Other plugins doing things differently can exist in parallel (and
doesn't have to be implemented right now either).

> It's only guesswork, but I will bet that is hard work maintaining a
> cross platform library doing all this. If we restricted to one
> platform it would be another deal.

You mean a cross-platform library doing plugin-loading (other from that
I don't believe my suggestion is more complicated in any way). I think
you're right that plugin loading is tricky to port to some platforms.
But I guess (or at least hope) that those issues are taken care of by
gmodule. I only have experience maintaining applications for linux,
irix and solaris. And those systems are very similar.

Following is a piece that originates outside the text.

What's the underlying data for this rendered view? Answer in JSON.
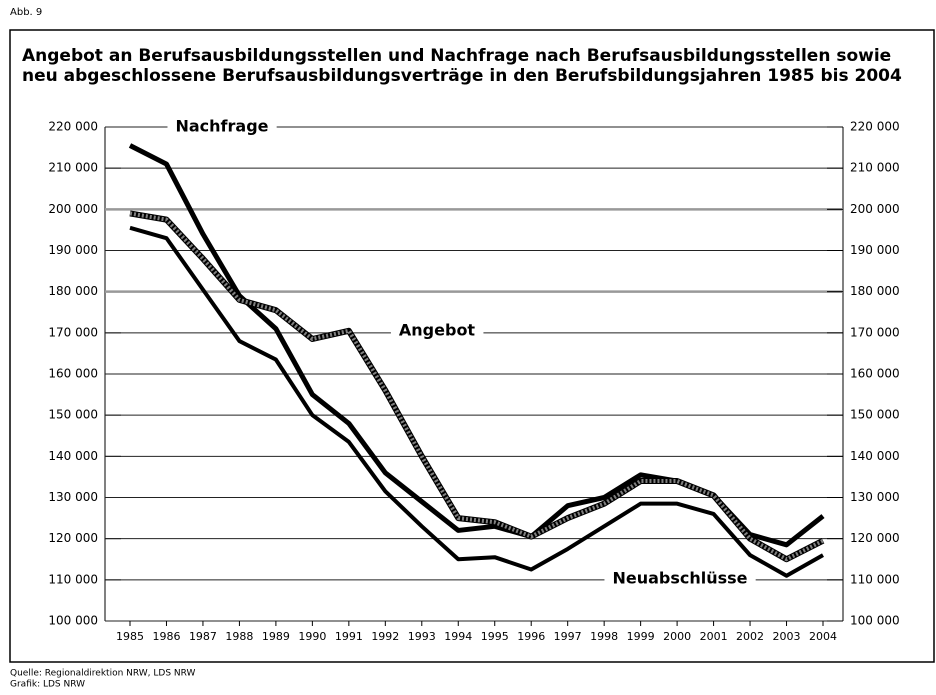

> One thing that English users seldom consider is the usages of several
> > languages. Which language is being used is important to know in
> > order to decide what stemming rules to use, and which stop-words
> > use (in English "the" is a stop-word while it in Swedish means tea
> > and is something that is adequate to search for). People using
> > other languages are very often multi lingual (using English as
> > well). Therefore it is interesting to know which language the query
> > is in (search engines might also be able to translate queries to
> > search in document written in different languages).
> 
> This is a good point. However I suggest leaving this up to the actual
> implementations. After all it is an indexing time question what
> stemmer to use when indexing a document...

Yes, absolutely. But for them to do their job they might need to know
what language the query is supposed to be in. This might be supported in
the query language (or perhaps as an argument to the function creating
a search from the query).